Electrokinetic analyses harnessing intrinsic reaction parameters of the electrocatalytic oxygen evolution reaction (OER) shed light on the reaction mechanism. Given the superior stability of the iron oxy-hydroxide under alkaline OER conditions, α-FeO(OH) and γ-FeO(OH) are often found to be the active catalyst. Herein, nanocrystalline α-FeO(OH) and γ-FeO(OH) materials are used as catalysts to perform alkaline OER and detailed electrokinetic studies are conducted to establish the reaction pathway. The intrinsic parameters like anodic transfer coefficient (α_a), specific exchange current density (j_0,s), activation energy ($E_a^0$), and reaction order (m) are experimentally determined for both FeO(OH) phases.

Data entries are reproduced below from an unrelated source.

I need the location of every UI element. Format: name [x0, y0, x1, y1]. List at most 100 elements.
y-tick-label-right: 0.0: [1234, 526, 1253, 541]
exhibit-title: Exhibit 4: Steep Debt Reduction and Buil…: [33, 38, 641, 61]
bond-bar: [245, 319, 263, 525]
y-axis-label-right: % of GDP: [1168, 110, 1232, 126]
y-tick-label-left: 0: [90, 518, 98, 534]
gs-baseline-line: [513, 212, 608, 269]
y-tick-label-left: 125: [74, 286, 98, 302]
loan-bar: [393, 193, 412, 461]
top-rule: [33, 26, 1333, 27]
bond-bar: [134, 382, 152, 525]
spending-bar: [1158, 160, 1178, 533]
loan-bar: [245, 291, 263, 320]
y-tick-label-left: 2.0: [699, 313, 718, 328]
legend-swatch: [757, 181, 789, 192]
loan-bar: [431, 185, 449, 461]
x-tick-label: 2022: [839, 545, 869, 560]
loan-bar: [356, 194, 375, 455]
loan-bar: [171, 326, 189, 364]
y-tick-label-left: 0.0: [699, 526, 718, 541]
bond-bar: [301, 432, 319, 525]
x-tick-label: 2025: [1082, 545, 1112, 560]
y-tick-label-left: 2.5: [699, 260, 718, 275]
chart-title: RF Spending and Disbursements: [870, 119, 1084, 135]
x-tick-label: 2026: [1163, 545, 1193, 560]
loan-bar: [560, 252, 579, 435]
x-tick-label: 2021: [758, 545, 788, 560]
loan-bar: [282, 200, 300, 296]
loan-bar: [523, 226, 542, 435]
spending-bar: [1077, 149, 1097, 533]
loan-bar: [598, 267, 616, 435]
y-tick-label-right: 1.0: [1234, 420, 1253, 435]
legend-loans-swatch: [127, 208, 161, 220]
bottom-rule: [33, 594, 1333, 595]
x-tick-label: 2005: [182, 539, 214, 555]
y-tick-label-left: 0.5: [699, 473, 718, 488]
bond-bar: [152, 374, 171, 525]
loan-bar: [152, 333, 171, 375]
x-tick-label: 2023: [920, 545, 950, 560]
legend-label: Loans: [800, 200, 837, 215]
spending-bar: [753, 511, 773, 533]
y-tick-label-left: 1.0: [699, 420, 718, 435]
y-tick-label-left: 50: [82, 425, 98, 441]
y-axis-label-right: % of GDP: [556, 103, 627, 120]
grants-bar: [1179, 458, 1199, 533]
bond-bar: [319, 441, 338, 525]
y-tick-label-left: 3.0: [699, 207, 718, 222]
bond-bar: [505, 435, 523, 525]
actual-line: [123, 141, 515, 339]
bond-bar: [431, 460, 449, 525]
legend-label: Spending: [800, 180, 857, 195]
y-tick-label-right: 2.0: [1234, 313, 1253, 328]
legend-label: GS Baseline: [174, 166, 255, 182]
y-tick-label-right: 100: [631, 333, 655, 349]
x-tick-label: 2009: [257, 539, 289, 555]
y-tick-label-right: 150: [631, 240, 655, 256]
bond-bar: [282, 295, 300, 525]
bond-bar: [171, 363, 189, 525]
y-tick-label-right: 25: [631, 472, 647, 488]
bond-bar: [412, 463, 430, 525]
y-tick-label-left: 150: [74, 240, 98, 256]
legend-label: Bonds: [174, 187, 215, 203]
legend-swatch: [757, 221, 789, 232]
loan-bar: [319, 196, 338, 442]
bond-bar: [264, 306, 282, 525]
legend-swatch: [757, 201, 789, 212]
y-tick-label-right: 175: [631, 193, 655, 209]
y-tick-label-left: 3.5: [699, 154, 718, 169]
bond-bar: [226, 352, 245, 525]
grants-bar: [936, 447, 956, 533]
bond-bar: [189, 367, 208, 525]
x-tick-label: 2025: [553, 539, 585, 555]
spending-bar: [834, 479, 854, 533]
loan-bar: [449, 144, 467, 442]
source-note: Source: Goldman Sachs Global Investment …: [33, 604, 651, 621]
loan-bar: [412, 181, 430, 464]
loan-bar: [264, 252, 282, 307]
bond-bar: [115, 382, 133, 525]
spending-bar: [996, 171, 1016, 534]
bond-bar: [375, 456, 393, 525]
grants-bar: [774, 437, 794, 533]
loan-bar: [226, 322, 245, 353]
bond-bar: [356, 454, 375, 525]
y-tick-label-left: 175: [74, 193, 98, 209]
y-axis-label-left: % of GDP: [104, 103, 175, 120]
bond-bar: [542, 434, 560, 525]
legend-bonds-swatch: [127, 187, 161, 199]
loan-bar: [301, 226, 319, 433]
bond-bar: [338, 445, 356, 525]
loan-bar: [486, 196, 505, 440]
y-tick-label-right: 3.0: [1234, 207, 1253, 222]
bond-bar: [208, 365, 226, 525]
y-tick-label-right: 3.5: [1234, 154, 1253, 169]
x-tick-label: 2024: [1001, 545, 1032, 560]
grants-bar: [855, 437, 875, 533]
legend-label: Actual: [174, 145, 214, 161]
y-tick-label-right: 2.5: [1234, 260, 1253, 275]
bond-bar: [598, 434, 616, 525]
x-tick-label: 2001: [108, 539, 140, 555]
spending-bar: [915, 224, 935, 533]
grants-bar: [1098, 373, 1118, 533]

To obtain these important parameters, OER is performed with α-FeO(OH) and γ-FeO(OH) deposited on nickel foam as anode while varying the cell temperature from 298 K to 343 K and electrolyte concentrations from 0.05 M to 2.0 M KOH. The j_0,s values for α-FeO(OH) and γ-FeO(OH) are almost comparable 2.5 ± 0.5 × 10⁻³ mA cm⁻² highlighting a similar rate of electron transfer. The activation energy barrier for OER on α-FeO(OH) and γ-FeO(OH) is identified to be 9.45 kJ mol⁻¹ and 8.06 kJ mol⁻¹, respectively and the values are manyfold less compared to that observed for previously reported IrO₂ or NiFeO_x materials emphasizing a faster kinetics on the FeO(OH) surface. The first-order reaction is determined from the electrolyte concentration variation suggesting the dissociation of O-H could be the rate-determining step (RDS) which is contrary to the mechanism proposed for IrO₂ or NiFeO_x where the O-O bond formation was found to be rate-limiting. Extracting the intrinsic reaction parameters from the electro-kinetics study, the OER pathway on the FeO(OH) surface has been established here.